The past December feastings have seen us enjoying a lot of different kinds of salads: Variety of fruit salads, vegetable salads and also many kinds of pasta salads. Fruit salads were enjoyed for its sweet taste and colorful presentations. The health conscious were delighted with veggies served with a little twist on their dressings, and those that were served salads made with pasta were happy with the creamy taste of mayonnaise or sauces on their platters.

The typical fruit salad is made with canned fruits, but those who were more on the healthier side, had their fruit salads with freshly cut apples, pears, pineapple and banana. Salads made with pasta may be made with either of these types of pasta: round rod pasta, thick or thin spaghetti, hallowed spaghetti, long coiled tubes, thick flat ribbon pasta or fettuccine noodles. Other than the highlight on the pasta used the ingredients that give the flavors make the salad unique in its taste. One salient and yet important flavor ingredient is celery.

Along with carrots, onions and potatoes, celery has become a household staple. Celery contains a lot of vitamins (B1, B2, B6, B9, A, C and K) and minerals (Potassium, Molybdenum, Manganese, Calcium, Magnesium, Phosphorus and Iron). Aside from vitamins and minerals, celery is known to contain active compounds like coumarin and phthalides that are known for cancer prevention and lowering cholesterol respectively. When used as an ingredient for cold salads, you can get a good amount of vitamin C from celery. Consumption of vitamin C has long been associated with reduced cold symptoms and reduced severity of inflammatory conditions.

While they say that celery is naturally high in sodium, the actual amount of sodium per 100 grams (one full cup- 2 stalks worth) of celery is only 100 mg; thus, an individual may be able to include 2 stalks of celery a day while keeping their total sodium intake low to keep to the recommended amount of 2400 mg sodium per day for most adults. For some adults who are actively into sports, it is for the sodium content of celery that they go after in making it into a juice.

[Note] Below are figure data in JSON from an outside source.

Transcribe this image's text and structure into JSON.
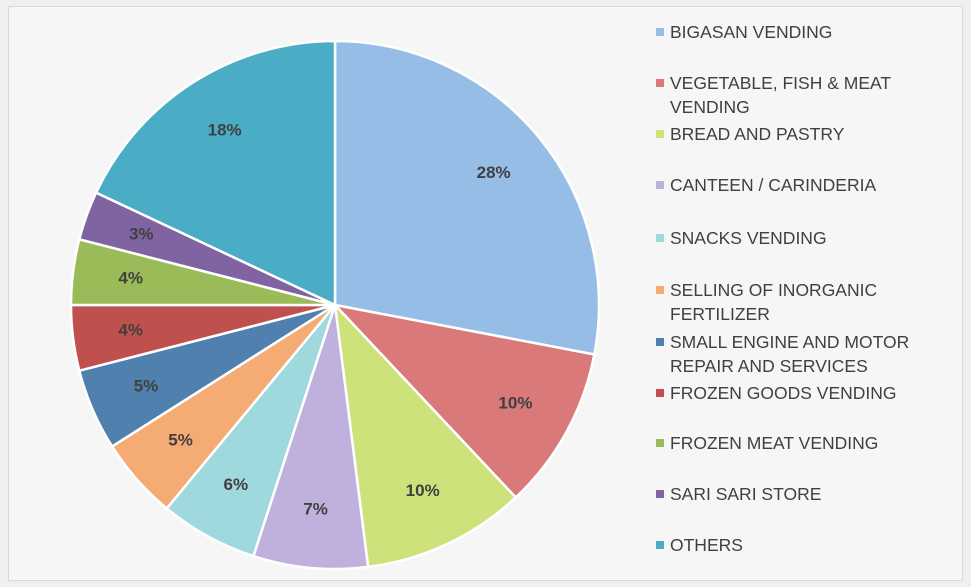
{
  "chart_data": {
    "type": "pie",
    "categories": [
      "BIGASAN VENDING",
      "VEGETABLE, FISH & MEAT VENDING",
      "BREAD AND PASTRY",
      "CANTEEN / CARINDERIA",
      "SNACKS VENDING",
      "SELLING OF INORGANIC FERTILIZER",
      "SMALL ENGINE AND MOTOR REPAIR AND SERVICES",
      "FROZEN GOODS VENDING",
      "FROZEN MEAT VENDING",
      "SARI SARI STORE",
      "OTHERS"
    ],
    "values": [
      28,
      10,
      10,
      7,
      6,
      5,
      5,
      4,
      4,
      3,
      18
    ],
    "value_labels": [
      "28%",
      "10%",
      "10%",
      "7%",
      "6%",
      "5%",
      "5%",
      "4%",
      "4%",
      "3%",
      "18%"
    ],
    "colors": [
      "#95bde6",
      "#d9797a",
      "#cde27a",
      "#c0b0de",
      "#9fd8dd",
      "#f5ab74",
      "#4f80ae",
      "#c0504d",
      "#9bbb59",
      "#8064a2",
      "#4bacc6"
    ],
    "legend": "right"
  }
}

Celery is not just for salads, it can be added into soups, and stews. The flavor is most intense in the leaves and outer stalks. Those growing celery for the gourmet market shield the stalks from steady sun during the plant’s long growing period. Here now is a salad recipe with your flavourful and nutritious celery.

Shrimps with Celery

Ingredients:

2 cups cooked shrimp, halved lengthwise and chilled
1 cup thinly sliced celery
1 tablespoon finely minced onion
1 tablespoon fresh lemon juice
1/2 cup mayonnaise
salt and pepper to taste
shredded cabbage
thinly sliced tomatoes
¼ cup raisins

Preparation:

In a medium bowl, mix shrimp with celery, onion, lemon juice, mayonnaise, and salt and pepper to taste. Serve on a bowl with thinly sliced tomatoes and shredded cabbage. Garnish with raisins.